The day after the vote in Ontario, the barristers’ society in Nova Scotia narrowly passed a resolution to approve Trinity Western on the condition that it amend the covenant or not require students to sign it. Three months later, the barristers’ society amended its regulations to give it the power to refuse approval to a law school that “unlawfully discriminates” in its admissions policy. The province’s Court of Appeal found that this amendment was beyond the powers of the regulator, although it suggested that wording similar to that which is in place in Ontario might be acceptable.

The barristers’ society did not seek leave to appeal that decision. As well, it changed its regulations back to the original version, pending what happens at the Supreme Court of Canada.

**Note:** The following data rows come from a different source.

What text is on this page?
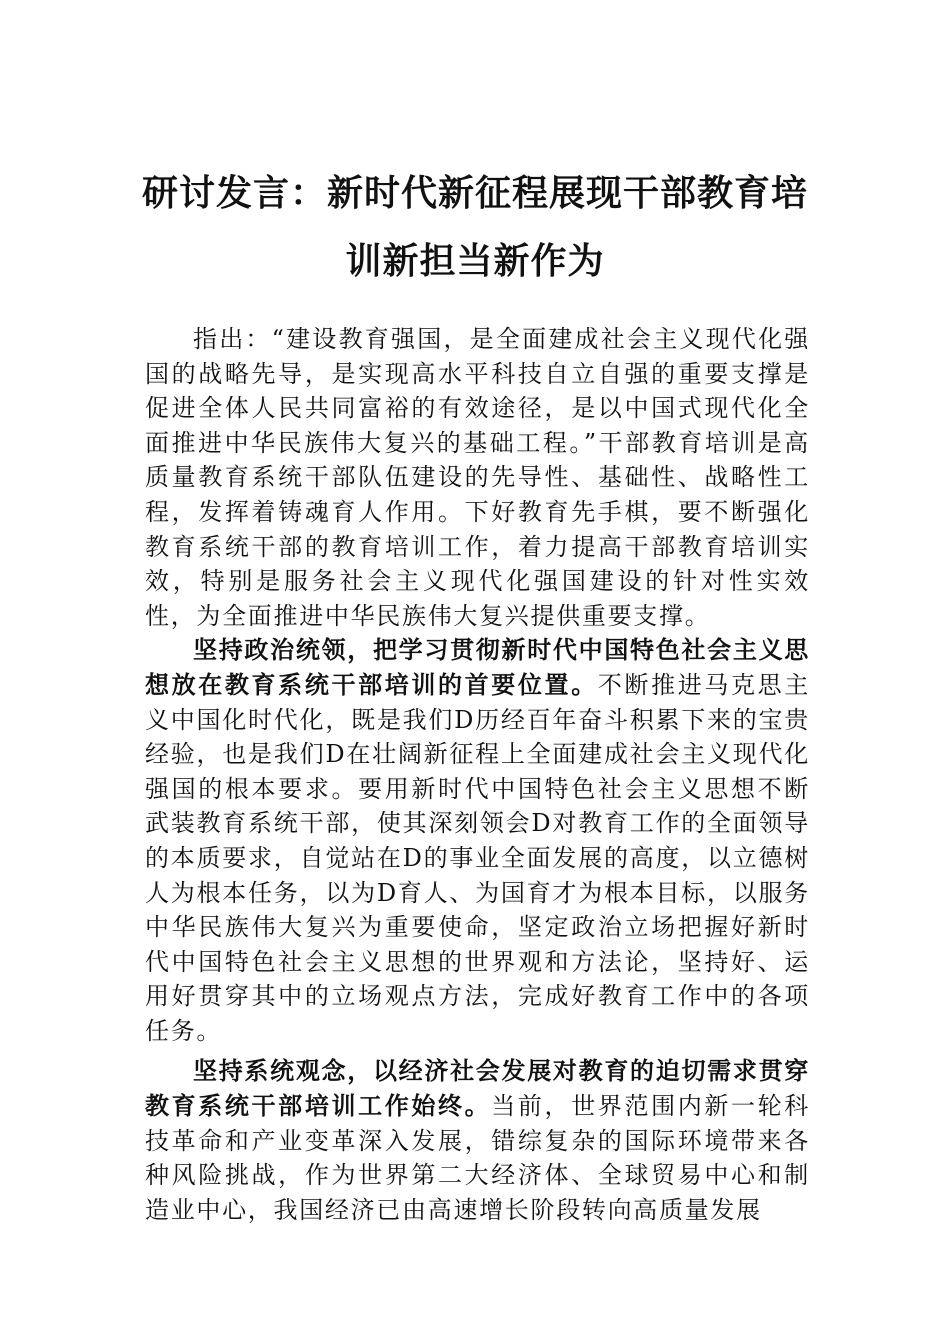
研讨发言：新时代新征程展现干部教育培
训新担当新作为

指出：“建设教育强国，是全面建成社会主义现代化强国的战略先导，是实现高水平科技自立自强的重要支撑是促进全体人民共同富裕的有效途径，是以中国式现代化全面推进中华民族伟大复兴的基础工程。”干部教育培训是高质量教育系统干部队伍建设的先导性、基础性、战略性工程，发挥着铸魂育人作用。下好教育先手棋，要不断强化教育系统干部的教育培训工作，着力提高干部教育培训实效，特别是服务社会主义现代化强国建设的针对性实效性，为全面推进中华民族伟大复兴提供重要支撑。

坚持政治统领，把学习贯彻新时代中国特色社会主义思想放在教育系统干部培训的首要位置。不断推进马克思主义中国化时代化，既是我们D历经百年奋斗积累下来的宝贵经验，也是我们D在壮阔新征程上全面建成社会主义现代化强国的根本要求。要用新时代中国特色社会主义思想不断武装教育系统干部，使其深刻领会D对教育工作的全面领导的本质要求，自觉站在D的事业全面发展的高度，以立德树人为根本任务，以为D育人、为国育才为根本目标，以服务中华民族伟大复兴为重要使命，坚定政治立场把握好新时代中国特色社会主义思想的世界观和方法论，坚持好、运用好贯穿其中的立场观点方法，完成好教育工作中的各项任务。

坚持系统观念，以经济社会发展对教育的迫切需求贯穿教育系统干部培训工作始终。当前，世界范围内新一轮科技革命和产业变革深入发展，错综复杂的国际环境带来各种风险挑战，作为世界第二大经济体、全球贸易中心和制造业中心，我国经济已由高速增长阶段转向高质量发展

The change in the regulation that suggested the barristers’ society could determine whether discrimination was unlawful was problematic, says Halifax lawyer Amy Sakalauskas. However, she says it deserves credit for trying to be transparent about its concerns with the covenant. “What Nova Scotia was trying to do was paint a path for accreditation. It was trying a middle ground approach,” says Sakalauskas, who was co-counsel for the Canadian Bar Association in the Nova Scotia litigation, which appeared as an intervener to oppose Trinity Western’s bid for accreditation.

Despite the outcome in court, she says the case has sparked widespread discussion about the issue in the province and not only within the legal community. “I think that has been a good thing.” While the law school that Trinity Western wants to establish would be relatively small, that should not be a reason to accredit the school unless it removes the discriminatory aspect of its covenant, says Sakalauskas. “You have to look at the principles rather than the size of the discrimination.”

For those at Trinity Western, though, it is the right to provide a legal education in a Christian context that they see as being the target of discrimination. “It is not a battle that we asked for,” says the law school’s executive director Earl Phillips. “But it is one we are left with, and on a principled basis we cannot run away from it.”